Yesterday, President Obama asked the world to give Donald Trump a chance. To do what exactly? Create a Muslim data base? Build a wall to keep Mexicans (some of whom are nice, the rest are thieving rapists) out? Appoint a white supremacist to his cabinet signalling that black lives don't matter? Or, Replace workplace equality laws with a national "grab a p***y" day?
If it's possible to become the president of the United (now Divided) States of America by detonating a dirty bomb of bigotry, inciting hatred and civil unrest, we either accept that fanning the flames of fascism is a legitimate means by which to obtain power, or we reject it. There's no middle ground.
I stand with the principled people of America and beyond who reject the legitimacy of Trump's presidency. In a growing movement of conscientious objectors to the normalisation of fascism, one of the most powerful admonitions came from a fellow Dubliner, Senator Aodhan O'Riordain. In a speech which has gone viral, he lambasts Trump as " a monster" and describes what's happening in Britain as "appalling".
Post Brexit, a UN report criticised the EU referendum campaign for using divisive, anti-immigrant and xenophobic rhetoric. It read, "Many prominent political figures not only failed to condemn it but also created and entrenched prejudices, thereby emboldening individuals to carry out acts of intimidation and hate towards minority communities". An EU referendum leaflet was found in the bag of the man accused of MP Jo Cox's brutal murder. A man described as a white supremacist obsessed with far right extremism.
Donald Trump's campaign bore all the hallmarks of Nazi propaganda. The slogan "Make America great again" and the proposed Muslim database, are straight out of Hitler's handbook. Appointing Steve Bannon, a man accused of misogyny and endorsed by the Ku Klux Klan, as chief strategist, was a gratuitous act of provocation.
Fascism thrived in the aftermath of the economic depression of the 1930's, preying on fears and pitting communities against each other, competing for dwindling resources. In the wake of a global economic crash now, the far right is invoking the same dangerous tactics.
Capitalism, the illegitimate child of corporate greed and de-regulation, has made a mockery of democracy. There is nothing free about the markets. Corporate giants, with their ubiquitous lobbies buy government policies favourable to their survival. Eroding competition, democracy, human rights and environmental protections in the process.
Rather than concede that unrestrained capitalism has failed, and unable to extol any discernible benefits for the masses, Trump, like neoliberal proponents in the UK and elsewhere, seek instead to divert public rage against those they perceive as "other". Lack of jobs, school places and affordable housing is blamed on immigrants, rather than a bankrupt ideology that starves public services of investment and siphons public funds into the pockets of the rich.
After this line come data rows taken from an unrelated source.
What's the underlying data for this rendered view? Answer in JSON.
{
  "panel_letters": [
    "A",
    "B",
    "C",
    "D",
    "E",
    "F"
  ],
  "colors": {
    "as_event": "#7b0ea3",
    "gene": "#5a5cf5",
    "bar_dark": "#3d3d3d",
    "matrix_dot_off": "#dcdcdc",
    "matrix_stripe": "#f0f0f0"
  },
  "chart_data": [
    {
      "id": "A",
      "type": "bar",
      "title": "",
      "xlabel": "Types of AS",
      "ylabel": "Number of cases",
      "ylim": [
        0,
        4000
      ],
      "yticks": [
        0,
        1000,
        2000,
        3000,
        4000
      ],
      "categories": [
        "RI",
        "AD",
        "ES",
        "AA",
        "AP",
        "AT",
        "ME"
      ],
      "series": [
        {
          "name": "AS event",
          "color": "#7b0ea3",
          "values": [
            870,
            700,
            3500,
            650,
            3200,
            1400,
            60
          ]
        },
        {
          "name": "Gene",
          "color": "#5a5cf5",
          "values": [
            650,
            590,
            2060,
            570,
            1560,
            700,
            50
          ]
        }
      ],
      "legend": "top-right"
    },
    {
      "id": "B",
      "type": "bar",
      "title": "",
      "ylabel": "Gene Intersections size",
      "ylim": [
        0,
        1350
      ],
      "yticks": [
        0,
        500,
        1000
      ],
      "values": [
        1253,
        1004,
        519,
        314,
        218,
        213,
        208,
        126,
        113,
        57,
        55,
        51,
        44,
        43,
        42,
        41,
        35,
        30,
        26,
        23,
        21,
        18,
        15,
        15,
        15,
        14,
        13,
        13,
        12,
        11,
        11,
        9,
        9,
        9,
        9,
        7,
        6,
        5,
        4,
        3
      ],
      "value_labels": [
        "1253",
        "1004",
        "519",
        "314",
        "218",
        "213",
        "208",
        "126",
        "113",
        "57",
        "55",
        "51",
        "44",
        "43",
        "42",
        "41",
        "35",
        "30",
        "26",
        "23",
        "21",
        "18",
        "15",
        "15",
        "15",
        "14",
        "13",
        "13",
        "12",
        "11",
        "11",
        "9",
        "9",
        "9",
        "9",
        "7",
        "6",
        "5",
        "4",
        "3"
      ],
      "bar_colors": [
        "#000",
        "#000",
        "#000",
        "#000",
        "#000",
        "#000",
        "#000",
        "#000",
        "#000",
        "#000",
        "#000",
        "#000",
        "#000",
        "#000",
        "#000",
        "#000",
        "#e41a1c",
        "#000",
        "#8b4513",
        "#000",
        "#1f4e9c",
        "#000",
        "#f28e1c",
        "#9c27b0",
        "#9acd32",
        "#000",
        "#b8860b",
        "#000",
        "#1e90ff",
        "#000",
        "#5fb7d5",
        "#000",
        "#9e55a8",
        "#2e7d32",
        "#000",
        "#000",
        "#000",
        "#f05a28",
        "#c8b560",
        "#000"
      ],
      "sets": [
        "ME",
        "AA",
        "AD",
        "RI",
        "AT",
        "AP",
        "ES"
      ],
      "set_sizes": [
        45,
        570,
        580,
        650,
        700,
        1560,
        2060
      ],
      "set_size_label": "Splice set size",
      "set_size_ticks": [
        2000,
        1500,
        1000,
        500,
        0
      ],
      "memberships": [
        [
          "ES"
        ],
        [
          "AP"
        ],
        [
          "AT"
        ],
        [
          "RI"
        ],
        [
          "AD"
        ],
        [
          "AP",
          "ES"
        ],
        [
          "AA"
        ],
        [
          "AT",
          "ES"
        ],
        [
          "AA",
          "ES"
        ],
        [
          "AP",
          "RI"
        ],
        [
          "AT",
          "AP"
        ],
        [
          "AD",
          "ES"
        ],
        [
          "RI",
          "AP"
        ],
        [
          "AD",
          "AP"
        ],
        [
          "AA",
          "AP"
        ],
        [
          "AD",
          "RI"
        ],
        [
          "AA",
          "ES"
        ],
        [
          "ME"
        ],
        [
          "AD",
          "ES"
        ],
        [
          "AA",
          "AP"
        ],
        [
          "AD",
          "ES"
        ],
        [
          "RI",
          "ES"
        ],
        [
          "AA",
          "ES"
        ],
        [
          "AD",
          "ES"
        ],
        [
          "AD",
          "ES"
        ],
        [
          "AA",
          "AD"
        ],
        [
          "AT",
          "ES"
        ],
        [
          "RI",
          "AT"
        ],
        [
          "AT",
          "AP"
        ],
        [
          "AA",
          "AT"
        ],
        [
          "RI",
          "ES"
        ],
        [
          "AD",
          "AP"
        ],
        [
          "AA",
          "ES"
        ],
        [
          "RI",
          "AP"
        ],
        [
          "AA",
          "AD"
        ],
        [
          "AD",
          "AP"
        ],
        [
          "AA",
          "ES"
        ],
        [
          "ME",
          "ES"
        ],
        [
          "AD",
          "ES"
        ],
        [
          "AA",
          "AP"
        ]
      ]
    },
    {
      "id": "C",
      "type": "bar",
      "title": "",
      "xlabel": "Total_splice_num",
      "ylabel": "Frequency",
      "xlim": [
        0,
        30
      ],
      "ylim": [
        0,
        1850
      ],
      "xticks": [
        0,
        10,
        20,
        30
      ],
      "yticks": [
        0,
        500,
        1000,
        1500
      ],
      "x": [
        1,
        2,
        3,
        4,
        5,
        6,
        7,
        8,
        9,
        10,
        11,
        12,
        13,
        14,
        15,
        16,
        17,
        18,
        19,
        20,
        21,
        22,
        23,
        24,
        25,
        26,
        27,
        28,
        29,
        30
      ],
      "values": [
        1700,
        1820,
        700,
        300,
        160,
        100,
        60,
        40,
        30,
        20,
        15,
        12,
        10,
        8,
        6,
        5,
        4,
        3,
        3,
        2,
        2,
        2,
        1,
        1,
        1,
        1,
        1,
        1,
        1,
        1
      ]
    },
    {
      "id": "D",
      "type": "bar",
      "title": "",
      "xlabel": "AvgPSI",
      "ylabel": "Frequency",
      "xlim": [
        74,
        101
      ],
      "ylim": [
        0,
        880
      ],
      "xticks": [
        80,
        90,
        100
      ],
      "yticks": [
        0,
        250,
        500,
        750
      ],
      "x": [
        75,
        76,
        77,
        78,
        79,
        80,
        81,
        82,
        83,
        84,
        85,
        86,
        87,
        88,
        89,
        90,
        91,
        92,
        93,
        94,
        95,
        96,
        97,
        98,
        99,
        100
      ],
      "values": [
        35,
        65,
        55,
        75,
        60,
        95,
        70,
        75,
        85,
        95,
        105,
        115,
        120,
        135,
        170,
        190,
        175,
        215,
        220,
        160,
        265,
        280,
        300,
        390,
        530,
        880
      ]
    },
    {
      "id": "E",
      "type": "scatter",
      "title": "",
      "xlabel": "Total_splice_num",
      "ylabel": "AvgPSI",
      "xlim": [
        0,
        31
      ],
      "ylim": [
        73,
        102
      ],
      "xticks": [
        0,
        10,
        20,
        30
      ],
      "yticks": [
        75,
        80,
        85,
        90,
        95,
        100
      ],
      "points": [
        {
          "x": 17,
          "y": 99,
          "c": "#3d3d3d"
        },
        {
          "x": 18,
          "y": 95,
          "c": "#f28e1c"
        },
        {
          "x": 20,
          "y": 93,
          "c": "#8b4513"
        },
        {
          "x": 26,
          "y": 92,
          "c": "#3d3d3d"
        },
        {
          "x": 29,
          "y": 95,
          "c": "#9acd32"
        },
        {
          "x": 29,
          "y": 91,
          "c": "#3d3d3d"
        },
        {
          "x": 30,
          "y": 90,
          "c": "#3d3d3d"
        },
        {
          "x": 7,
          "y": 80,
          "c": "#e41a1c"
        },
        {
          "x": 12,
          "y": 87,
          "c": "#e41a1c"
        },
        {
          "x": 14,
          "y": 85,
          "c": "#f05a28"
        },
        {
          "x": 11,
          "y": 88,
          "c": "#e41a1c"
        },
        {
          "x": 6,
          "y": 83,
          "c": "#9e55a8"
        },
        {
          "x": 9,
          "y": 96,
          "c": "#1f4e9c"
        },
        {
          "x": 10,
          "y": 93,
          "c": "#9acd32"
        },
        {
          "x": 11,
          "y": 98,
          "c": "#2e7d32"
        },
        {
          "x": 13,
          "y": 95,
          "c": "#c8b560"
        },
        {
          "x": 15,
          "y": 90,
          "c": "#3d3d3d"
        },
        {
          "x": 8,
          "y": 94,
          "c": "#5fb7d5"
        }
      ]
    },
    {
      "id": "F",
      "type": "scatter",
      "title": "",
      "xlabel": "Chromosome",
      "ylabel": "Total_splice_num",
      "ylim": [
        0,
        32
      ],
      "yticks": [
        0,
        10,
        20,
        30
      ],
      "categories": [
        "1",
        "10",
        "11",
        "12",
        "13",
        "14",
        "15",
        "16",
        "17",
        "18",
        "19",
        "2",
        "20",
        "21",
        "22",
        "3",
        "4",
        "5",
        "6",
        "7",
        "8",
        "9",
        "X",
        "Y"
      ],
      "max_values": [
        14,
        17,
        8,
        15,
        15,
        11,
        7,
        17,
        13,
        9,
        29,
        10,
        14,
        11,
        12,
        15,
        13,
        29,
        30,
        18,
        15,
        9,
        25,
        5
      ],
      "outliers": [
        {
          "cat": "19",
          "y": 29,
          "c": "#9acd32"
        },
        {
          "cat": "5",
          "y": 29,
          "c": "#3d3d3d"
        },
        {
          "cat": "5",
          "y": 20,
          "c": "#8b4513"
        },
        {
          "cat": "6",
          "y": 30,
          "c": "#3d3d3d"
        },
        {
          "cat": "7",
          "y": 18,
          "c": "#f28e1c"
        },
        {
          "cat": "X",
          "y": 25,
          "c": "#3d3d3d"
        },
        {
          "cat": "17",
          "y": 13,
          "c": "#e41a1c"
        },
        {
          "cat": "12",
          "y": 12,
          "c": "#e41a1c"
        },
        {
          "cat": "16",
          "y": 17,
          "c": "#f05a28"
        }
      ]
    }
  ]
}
Bernie Saunders' authentic socialist convictions would, I believe, have spoken to the 15 million disaffected families living in poverty in the US and inspired more people to vote for him. There can be no doubt however that, of the two presidential candidates, only one was qualified for the job. Instead, the richest man, bereft of any credentials, snatched it from the abundantly more qualified woman, Hilary Clinton.
One thing is clear, the electorate is fed up of "centrists" who sit on the fence, hedging their bets. People are angry and demand change. Fielding insipid candidates and policies that fail to get people off their sofas to vote is a losing formula.
We need a strong left, unashamed in its defence of immigration, for example. Instead of pandering to the far right, the left should be expounding the virtues of immigration and the fact that an increase of immigrants by just 3% in the workforce of wealthy countries would boost world GDP by $356 billion by 2025. Immigrants didn't cause the financial crash but we need them (of whom I'm one) to recover from it.
In the UK at least, there's a vibrant resurgence of the left underway, driven by grass roots movements, like Momentum, inspired by Jeremy Corbyn's socialist policies. Predicated on fairness, social justice, redistribution of wealth and equality, as opposed to self-aggrandisement, hate and fear.
But, for democracy to function and for the left to succeed in providing a healthy alternative narrative, we need a progressive, responsible media. Where are the regular forthright left wing commentators to counter the ubiquitous right wing goaders such as Katie Hopkins and Toby Young?
Last Friday I watched the BBC's Have I Got News For You. A misogynistic, xenophobic, racist had just been elected president of America. Yet, the most senior, accomplished, black female politician in Britain, Diane Abbott, was mocked for the way she speaks.
Trump and Brexit have dragged political debate into the gutter. The wounds inflicted will linger long after the stench of flatulent rhetoric has dissipated into the choke damp ether.
Now is not the time to hide in a bunker. If something's worth fighting for, be it the NHS, libraries, equality, or multi-culturalism, get out and fight for it. It'll take more than armchair activism to salvage any hope from this wreckage.